Chinese factories are facing a double blow of rising production costs and vanishing export orders as the fallout from Middle Eastern conflict disrupts critical shipping routes through the Hormuz waterway.
Manufacturing workers across China’s industrial heartlands are expressing deep anxiety about job security, while exporters struggle with production delays and shipping bottlenecks.
In Foshan’s manufacturing zones within Guangdong Province—one of China’s premier industrial hubs—laborers earning hourly wages between 18 and 20 yuan are describing mounting financial pressure.

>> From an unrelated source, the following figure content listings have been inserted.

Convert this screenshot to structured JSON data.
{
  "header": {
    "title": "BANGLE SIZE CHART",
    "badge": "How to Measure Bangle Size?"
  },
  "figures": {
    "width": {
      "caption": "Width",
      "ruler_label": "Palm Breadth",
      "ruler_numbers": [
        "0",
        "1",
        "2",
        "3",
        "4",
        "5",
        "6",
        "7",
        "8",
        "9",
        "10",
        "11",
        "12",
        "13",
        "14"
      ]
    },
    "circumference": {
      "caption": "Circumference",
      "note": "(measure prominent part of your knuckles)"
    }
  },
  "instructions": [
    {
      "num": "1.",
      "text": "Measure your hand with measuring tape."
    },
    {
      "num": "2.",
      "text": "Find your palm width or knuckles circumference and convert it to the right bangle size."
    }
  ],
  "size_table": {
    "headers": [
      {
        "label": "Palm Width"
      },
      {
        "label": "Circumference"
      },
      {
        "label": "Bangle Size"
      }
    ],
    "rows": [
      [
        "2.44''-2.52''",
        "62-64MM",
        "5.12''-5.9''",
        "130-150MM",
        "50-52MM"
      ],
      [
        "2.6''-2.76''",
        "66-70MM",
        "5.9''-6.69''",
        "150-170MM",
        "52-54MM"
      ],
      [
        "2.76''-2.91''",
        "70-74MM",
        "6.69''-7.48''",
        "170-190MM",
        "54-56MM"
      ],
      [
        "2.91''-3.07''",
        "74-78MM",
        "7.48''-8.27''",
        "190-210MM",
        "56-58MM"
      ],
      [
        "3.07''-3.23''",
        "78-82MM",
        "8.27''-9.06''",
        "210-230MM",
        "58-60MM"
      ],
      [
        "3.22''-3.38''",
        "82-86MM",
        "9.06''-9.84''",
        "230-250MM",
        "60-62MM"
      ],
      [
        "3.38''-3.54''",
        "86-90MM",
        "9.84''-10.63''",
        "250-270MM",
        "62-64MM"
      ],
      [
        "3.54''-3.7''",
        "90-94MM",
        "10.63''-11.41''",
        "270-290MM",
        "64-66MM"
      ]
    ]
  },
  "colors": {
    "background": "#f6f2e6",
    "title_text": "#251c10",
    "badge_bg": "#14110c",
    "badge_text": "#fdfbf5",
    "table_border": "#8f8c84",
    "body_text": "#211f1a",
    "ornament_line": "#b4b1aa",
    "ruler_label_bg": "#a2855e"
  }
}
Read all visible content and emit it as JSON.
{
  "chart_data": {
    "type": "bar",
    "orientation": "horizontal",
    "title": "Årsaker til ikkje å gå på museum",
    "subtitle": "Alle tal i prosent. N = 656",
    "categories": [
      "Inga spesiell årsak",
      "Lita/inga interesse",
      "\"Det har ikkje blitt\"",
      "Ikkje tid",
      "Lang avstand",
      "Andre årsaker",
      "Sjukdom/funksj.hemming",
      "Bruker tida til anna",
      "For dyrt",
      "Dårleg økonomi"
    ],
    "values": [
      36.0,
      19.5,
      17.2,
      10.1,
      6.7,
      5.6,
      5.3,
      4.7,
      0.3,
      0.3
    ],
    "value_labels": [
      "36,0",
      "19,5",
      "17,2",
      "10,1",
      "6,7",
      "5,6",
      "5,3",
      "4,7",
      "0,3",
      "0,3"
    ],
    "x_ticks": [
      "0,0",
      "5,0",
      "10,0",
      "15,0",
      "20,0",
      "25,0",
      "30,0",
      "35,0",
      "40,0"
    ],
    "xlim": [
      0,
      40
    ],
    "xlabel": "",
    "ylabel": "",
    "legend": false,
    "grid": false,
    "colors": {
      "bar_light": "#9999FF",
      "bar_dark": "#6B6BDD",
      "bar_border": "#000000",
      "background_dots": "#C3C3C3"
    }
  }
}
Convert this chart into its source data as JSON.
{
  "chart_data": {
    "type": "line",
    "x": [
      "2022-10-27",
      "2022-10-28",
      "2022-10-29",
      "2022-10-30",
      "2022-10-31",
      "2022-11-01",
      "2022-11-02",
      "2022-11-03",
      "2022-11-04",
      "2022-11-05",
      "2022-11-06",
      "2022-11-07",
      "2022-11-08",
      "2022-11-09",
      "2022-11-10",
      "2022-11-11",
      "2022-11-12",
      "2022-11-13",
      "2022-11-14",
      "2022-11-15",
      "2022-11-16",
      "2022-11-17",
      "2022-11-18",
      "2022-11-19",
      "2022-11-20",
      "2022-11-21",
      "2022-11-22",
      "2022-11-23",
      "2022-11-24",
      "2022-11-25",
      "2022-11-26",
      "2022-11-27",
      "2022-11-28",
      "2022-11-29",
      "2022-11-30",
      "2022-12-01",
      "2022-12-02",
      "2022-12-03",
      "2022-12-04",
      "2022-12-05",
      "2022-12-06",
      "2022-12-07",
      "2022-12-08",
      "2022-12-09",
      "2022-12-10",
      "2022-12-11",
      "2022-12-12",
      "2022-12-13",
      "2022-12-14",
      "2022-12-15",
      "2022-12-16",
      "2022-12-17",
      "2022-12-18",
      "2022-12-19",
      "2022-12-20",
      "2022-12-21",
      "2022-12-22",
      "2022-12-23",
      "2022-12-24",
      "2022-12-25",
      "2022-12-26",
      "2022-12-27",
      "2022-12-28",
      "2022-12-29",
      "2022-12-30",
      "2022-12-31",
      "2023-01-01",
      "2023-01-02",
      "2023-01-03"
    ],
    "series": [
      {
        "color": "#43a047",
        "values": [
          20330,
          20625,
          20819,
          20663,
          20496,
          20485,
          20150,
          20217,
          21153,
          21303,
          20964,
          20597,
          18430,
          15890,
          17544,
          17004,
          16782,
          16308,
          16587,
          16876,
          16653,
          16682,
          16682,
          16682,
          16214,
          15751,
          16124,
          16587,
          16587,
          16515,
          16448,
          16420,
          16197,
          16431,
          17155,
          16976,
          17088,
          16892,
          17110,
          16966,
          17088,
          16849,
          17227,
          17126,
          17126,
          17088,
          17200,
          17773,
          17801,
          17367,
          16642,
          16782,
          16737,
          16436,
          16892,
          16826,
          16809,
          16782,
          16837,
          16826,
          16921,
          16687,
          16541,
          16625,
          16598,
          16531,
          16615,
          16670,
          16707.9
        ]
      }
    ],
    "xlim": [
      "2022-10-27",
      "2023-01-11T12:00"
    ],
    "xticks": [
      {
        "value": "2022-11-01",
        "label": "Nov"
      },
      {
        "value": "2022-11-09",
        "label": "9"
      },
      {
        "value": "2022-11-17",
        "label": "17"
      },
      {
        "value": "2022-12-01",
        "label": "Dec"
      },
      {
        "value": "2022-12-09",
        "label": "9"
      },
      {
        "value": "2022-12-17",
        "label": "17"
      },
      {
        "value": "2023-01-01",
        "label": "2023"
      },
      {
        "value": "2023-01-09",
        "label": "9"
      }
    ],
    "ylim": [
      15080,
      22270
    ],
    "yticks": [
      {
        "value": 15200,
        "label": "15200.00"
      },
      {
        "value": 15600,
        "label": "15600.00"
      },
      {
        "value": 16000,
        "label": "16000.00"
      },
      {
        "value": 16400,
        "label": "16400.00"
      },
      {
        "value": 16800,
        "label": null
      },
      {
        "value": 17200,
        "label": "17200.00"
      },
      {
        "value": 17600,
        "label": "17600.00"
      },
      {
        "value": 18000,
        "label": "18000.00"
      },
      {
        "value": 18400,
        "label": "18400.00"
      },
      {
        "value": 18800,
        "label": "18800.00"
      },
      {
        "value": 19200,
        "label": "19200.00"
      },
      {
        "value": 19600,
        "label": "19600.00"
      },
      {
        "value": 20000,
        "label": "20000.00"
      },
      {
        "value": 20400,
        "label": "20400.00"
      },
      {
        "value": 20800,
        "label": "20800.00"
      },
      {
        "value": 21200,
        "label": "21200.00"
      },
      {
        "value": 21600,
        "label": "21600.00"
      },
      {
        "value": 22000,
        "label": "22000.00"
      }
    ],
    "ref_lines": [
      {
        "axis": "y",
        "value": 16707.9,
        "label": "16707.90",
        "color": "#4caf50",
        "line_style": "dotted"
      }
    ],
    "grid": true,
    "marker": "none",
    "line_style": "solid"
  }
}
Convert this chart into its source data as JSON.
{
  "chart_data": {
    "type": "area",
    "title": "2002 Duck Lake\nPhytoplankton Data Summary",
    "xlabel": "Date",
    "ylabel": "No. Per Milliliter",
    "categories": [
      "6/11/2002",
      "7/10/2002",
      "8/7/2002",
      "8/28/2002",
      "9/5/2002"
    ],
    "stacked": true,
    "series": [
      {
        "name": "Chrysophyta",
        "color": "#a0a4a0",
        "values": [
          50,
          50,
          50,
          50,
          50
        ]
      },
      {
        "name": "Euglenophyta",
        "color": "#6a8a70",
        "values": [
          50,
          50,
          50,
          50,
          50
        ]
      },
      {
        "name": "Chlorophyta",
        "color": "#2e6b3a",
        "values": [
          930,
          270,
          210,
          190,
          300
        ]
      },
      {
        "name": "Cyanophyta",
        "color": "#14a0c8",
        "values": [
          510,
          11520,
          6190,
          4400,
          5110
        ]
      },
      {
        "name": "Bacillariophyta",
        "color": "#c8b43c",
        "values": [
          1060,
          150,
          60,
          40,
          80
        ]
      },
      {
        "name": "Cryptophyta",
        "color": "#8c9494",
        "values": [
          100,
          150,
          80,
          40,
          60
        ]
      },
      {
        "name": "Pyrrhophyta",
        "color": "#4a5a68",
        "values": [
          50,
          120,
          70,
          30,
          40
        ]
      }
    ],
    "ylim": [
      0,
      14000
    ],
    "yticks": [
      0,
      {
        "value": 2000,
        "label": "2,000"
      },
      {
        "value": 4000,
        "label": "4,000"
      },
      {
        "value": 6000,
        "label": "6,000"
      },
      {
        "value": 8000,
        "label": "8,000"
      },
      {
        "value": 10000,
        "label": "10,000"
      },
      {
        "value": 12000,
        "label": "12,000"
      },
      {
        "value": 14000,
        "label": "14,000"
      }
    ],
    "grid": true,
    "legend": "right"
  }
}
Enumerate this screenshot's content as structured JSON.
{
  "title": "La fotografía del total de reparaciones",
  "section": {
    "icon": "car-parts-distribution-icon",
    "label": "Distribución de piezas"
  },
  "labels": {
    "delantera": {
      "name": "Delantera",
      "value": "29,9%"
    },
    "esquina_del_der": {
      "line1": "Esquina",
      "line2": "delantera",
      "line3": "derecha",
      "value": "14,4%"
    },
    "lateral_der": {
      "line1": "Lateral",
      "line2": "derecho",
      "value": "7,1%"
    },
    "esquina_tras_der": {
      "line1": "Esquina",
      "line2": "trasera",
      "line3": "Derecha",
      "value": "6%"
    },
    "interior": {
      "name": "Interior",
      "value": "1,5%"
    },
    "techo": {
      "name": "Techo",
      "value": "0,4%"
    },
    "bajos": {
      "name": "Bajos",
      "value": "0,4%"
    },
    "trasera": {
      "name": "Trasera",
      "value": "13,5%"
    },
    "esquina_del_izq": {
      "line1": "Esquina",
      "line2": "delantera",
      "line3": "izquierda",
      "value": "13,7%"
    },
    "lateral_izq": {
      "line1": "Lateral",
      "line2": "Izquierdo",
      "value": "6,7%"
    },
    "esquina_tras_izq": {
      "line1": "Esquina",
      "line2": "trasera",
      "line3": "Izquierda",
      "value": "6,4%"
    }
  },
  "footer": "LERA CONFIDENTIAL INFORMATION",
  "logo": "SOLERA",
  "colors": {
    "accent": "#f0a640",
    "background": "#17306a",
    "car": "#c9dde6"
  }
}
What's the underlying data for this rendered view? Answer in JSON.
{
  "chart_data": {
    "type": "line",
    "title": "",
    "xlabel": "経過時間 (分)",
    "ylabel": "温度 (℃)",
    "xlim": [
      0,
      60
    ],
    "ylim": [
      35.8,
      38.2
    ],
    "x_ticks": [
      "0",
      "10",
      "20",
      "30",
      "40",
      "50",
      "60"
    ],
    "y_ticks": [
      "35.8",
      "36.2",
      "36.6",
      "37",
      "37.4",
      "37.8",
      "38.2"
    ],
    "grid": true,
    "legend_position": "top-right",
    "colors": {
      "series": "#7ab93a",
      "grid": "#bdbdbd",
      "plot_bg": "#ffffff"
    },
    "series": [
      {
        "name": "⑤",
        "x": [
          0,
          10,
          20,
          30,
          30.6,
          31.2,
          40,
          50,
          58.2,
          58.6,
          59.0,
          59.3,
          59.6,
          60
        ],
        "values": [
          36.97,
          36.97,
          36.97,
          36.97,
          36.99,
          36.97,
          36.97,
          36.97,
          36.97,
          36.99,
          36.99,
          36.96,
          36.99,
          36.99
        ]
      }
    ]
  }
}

One worker, requesting anonymity, expressed frustration: “Nobody understands what our lives are really like. All we do is work—there’s no life left. Please, someone help us.”
Despite maintaining approximately 5% GDP growth last year amid American tariff pressures, China’s economy now confronts fresh challenges from the Middle Eastern war.
The potential closure of the Hormuz Strait—a vital global shipping channel—has triggered sharp increases in both raw material prices and freight costs.
Merchants operating in Guangzhou—home to the planet’s largest fabric marketplace—report significant damage to their businesses.
Petrochemical products used in textile manufacturing have jumped in price, pushing production expenses up by roughly 20 percent.
One merchant explained: “Our costs have climbed, but buyers refuse to pay higher prices. Warehouses are full of unsold fabric while new orders have completely dried up.”
China’s strategically important electric vehicle sector is also experiencing severe disruption.
An EV exporter revealed that while 90% of last year’s shipments went to Middle Eastern markets, this year’s business has virtually stopped due to the conflict.
“Vehicles that should have been exported are now stuck at Chinese ports with nowhere to go,” the exporter said.
While high-tech exhibitions project an image of progress and innovation, the reality on factory floors tells a different story—one of growing unease among small and medium enterprises and their employees.
Analysts suggest that China’s leadership is urgently pushing for a ceasefire partly because of these economic pressures.
The strategy appears focused on using diplomatic mediation to minimize supply chain disruptions.
A researcher from Chatham House noted: “Beijing wants Washington to remain predictable and is making every effort not to provoke the current American administration.”